While there's skepticism about HBO maintaining it's legacy after the Discovery-Warner merger, Apple TV seems to be filling HBO's shoes.
Perhaps Netflix ought to consider cutting back the number of series it's churning out.
Not even that, they optimize for acquiring and keeping subscribers. They gain nothing from you watching movies, it is just costing them bandwidth, at least on their ad-free plan, which was the only option until recently. It is completely different from YouTube and TikTok, or even oldschool TV, which get most of their revenue from ads.
They need a few good ones to attract new subscribers, and they do. Stranger Things and Squid Games are really good. For the rest, they just need enough content for people not to cancel their subscriptions.
If you want to encourage quality production, just subscribe for the month they are doing something good, ad-free of course, then unsubscribe. Many people are doing that, and maybe that's what it takes to get them to change their strategy. Maybe not for the better though.
Most people are probably lazier and less organized than you give them credit for. If subscribe/unsubscribe cycles were really that prevalent I think you'd see a lot more incentives to sign up for, say, annual subscriptions.

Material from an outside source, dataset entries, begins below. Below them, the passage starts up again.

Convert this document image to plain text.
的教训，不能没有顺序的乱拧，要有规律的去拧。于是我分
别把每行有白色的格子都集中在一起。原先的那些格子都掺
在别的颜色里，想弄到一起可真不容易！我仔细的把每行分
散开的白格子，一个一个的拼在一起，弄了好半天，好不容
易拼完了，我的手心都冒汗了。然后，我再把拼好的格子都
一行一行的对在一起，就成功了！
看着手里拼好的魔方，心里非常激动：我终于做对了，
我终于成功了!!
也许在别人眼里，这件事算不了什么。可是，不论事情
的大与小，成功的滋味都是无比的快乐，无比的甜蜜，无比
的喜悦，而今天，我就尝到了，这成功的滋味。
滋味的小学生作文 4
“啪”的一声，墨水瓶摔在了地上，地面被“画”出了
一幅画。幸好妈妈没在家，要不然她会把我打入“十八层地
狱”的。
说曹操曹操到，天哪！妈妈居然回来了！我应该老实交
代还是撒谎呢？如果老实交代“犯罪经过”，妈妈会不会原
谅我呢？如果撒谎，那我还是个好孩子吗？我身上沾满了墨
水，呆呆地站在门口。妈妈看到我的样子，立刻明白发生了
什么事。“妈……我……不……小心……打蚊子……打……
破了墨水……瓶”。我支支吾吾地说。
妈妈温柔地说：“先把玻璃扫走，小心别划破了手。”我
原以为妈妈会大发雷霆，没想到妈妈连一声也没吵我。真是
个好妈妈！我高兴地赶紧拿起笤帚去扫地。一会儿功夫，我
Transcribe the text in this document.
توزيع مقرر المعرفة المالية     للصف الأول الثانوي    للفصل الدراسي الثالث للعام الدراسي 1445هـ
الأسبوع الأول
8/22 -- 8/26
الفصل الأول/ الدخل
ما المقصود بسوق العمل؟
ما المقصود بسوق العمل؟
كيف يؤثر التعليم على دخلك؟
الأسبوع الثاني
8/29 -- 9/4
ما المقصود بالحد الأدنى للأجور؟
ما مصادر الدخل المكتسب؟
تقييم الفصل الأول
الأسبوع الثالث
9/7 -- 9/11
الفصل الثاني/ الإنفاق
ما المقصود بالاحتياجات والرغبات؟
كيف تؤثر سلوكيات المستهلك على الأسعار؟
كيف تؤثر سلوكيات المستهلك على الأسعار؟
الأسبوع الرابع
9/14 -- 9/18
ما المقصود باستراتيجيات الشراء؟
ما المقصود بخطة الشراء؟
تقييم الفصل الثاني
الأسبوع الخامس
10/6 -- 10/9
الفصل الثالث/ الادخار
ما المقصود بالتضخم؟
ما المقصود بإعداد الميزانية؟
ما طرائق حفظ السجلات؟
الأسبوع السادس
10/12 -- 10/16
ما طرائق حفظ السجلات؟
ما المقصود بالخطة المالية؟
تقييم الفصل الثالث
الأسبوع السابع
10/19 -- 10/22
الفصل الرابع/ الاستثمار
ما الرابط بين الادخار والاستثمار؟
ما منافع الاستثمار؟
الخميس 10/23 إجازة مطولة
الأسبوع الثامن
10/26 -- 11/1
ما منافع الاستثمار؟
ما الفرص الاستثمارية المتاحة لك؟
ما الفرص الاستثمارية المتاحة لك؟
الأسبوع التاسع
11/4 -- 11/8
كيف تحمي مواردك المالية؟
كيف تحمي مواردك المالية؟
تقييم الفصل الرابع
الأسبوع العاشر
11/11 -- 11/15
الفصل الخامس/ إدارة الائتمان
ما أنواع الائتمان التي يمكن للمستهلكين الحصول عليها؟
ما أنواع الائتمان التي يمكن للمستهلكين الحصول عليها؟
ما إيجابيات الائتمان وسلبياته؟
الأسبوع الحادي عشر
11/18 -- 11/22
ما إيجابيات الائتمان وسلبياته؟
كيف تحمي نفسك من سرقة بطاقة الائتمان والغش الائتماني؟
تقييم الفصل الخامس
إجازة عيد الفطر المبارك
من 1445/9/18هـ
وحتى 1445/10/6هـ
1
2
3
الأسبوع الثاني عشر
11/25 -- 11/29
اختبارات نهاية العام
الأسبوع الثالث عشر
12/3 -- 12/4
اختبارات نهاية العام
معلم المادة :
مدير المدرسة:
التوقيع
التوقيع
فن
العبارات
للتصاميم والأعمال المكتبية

A lot of people basically use TV as background and, especially if they don't have live TV, that means a lot of streaming content.
People don't need more than one streaming platform for "background noise", and switching to the one with the most popular shows of the month makes a lot of economic sense. At the end of the year, it can easily save you hundreds of dollars, and the bigger the amount, the more people are going to do the maths.
Maybe an annual Netflix subscription is planned.